Pay Equality Modelling

Business Challenge

Wage gaps between gender and ethnic groups receive a lot of media coverage and are a major issue in our society. Identifying and addressing them effectively and accurately shields companies from lawsuits and bad publicity, whilst promoting equality and fairness. For large organizations it can be difficult to identify these gaps as they are spread across thousands or tens of thousands of employees in a variety of roles, locations, and work experiences. Analyzing this data correctly is important as surface level trends don’t always tell an accurate story at the individual level.

 

SFL’s Approach

SFL addresses this issue by developing a predictive model based on one specific demographic based on all possible attributes except the demographic split (job history, location, experience, position). This model is first validated and tuned such that it successfully and accurately predicted salary within that demographic. We then apply this model to other demographic groups in order to see predicted expected salaries. A gap in wages would be evident if the model trained on one race or gender did a poor job of predicting salaries for another race or gender. The discrepancy between the model prediction and actual salary was used to determine the per individual wage gap.

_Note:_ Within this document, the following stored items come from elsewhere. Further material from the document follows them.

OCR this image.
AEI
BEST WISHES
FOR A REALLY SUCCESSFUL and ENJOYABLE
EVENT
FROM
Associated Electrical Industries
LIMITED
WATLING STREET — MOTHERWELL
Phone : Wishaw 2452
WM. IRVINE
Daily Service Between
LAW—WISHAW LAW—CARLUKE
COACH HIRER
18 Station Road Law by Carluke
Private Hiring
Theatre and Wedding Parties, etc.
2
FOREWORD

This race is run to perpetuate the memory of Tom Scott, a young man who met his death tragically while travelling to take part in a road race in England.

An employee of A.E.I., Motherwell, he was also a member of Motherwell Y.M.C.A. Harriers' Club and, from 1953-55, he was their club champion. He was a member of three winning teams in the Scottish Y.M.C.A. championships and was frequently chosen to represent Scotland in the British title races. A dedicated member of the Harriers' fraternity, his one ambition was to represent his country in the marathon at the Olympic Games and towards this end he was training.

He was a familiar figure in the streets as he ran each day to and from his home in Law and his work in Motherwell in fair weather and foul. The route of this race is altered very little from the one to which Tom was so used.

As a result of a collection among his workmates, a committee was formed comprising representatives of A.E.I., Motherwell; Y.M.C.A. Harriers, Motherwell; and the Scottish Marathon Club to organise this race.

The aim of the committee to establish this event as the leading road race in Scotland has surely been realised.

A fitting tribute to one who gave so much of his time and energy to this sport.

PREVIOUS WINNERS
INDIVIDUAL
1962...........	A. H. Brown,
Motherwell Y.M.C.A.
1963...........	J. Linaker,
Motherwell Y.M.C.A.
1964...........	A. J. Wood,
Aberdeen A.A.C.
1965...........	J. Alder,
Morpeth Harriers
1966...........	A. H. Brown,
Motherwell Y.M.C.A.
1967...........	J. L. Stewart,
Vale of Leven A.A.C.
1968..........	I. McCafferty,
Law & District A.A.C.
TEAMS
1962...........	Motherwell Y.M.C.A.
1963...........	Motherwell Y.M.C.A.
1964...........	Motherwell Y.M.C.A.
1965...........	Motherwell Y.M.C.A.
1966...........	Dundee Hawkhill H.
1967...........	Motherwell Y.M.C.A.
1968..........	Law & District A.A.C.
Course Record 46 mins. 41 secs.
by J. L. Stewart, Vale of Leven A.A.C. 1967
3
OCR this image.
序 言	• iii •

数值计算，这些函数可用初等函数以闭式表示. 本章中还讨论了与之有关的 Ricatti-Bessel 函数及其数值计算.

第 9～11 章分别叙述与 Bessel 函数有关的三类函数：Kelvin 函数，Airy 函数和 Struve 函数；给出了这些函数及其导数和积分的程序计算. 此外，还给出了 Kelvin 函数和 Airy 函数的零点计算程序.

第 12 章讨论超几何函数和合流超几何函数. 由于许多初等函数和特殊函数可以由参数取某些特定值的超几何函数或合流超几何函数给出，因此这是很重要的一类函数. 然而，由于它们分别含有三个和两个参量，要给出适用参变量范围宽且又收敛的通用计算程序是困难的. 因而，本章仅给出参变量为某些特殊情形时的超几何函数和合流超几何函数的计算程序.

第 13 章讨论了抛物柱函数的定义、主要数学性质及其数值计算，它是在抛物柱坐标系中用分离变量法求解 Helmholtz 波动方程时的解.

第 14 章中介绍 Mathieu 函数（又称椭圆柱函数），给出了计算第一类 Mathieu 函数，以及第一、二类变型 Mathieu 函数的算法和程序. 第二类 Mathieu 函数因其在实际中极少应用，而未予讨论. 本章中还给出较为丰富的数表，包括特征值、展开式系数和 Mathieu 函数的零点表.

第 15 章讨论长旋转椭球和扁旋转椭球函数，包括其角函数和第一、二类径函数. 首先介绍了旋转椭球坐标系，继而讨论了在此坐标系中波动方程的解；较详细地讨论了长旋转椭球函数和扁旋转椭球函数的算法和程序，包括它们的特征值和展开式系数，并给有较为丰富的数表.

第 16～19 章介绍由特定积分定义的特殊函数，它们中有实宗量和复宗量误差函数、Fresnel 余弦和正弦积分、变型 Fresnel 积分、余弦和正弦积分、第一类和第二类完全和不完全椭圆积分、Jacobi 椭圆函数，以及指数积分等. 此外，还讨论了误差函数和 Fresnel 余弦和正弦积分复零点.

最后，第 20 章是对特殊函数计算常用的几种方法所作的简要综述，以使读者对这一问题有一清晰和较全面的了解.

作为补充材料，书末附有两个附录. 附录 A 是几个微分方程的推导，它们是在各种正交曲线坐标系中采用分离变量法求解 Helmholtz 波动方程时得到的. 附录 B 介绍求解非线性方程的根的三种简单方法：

This approach also provides a higher level of resolution than simply fitting a model over the whole dataset as it allows identification and quantification of specific groups or types of employees as being unfairly treated.

 

Business Value

Almost every company can benefit from this type of analysis. Companies gain highly granular information, down to the individual level, on how their minority employees are being paid relative to other groups. This allows them to address this issues accurately and specifically. Problems that are localized to certain demographics, or certain roles, or employees of certain demographics in certain roles can also be identified. Companies can then correct these issues or if no issues are found be confident that they are doing the right thing. Similar types of modelling can be performed in a vast variety of domains using employee data. This may include skills mappings, optimizing internal transfers and numerous HR related projects.

 

 

Market Segmentation

Business Challenge

Market segmentation is a typical analysis that allows companies to better understand their customer base. By broadly dividing a company's customers into segments, a company can understand and market to particular varieties of customers. 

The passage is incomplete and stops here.